(The Center Square) – In a case that could determine the future of parental notification policies for gender changes across California, the Chino Valley School District will be facing off against the California Department of Justice during an October 13 hearing for a full preliminary injunction against the school district’s new policy.
Chino Valley’s parental notification policy requires faculty to write parents within three days if a student is involved in violence, talks about suicide, or requests to identify with or participate in programs or use school facilities that are for a gender different from what is on their birth certificate or official records.

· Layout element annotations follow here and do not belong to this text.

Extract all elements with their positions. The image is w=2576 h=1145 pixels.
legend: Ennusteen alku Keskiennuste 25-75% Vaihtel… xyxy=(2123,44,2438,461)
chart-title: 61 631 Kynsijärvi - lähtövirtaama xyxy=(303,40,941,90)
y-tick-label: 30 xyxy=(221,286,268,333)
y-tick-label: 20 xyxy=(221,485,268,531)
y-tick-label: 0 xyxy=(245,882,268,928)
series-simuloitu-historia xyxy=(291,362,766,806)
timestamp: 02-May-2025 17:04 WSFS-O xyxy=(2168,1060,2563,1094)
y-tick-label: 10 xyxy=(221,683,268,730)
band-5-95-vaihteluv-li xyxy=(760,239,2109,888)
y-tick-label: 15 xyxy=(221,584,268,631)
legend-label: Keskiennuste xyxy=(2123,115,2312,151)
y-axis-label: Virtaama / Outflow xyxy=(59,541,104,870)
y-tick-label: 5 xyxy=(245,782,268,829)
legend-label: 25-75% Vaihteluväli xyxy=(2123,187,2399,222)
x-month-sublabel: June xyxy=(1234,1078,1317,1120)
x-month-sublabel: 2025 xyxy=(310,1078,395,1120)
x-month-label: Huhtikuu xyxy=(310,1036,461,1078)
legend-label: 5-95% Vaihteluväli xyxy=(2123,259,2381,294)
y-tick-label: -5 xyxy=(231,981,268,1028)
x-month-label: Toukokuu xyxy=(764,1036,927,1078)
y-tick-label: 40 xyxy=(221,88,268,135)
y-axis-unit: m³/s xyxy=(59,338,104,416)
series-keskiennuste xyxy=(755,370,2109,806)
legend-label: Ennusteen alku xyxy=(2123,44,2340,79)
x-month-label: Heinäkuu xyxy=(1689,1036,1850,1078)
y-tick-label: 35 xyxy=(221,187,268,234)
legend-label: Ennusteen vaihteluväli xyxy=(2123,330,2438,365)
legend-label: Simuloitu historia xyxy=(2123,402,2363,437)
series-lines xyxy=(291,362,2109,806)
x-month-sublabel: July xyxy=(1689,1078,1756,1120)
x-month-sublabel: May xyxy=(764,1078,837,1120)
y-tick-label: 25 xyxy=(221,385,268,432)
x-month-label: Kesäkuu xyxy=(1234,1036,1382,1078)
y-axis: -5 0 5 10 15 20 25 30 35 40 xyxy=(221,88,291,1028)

Five other schools have adopted similar parental notification policies, and are largely based on AB 1314, a California Assembly measure proposed by Assemblymember Bill Essayli, R-Woodcrest, which failed to earn consideration in a committee.
The State of California contends the measure violates the state Constitution’s equal protections clause by singling out gender-nonconforming students for unequal treatment, violates state education and government codes requiring equal rights and opportunities to all students, and violate the state Constitution’s right to privacy for “outing” gender-nonconforming students.
The Liberty Justice Center, which announced on September 11 that it would be representing Chino Valley in this case, suggested the state’s lawsuit is part of an effort to reduce local control and parents’ rights.
““I can’t believe we’re at a point in America where authoritarians in power are fighting this hard to keep sexual secrets about children from their own parents,” said Liberty Justice Center Board Member and school choice advocate Corey DeAngelis. “They are now using the heavy hand of the state to subvert local control and try to strip away the most fundamental parental rights.
A total of six California schools have adopted gender-change related parental notification policies, including the most recent addition of Orange Unified.
Liberty Justice Center, a liberty-oriented nonprofit, is best known for its 2018 U.S. Supreme Court victory in Janus v. AFSCME, in which the court ruled non-union government workers cannot be required to pay union fees.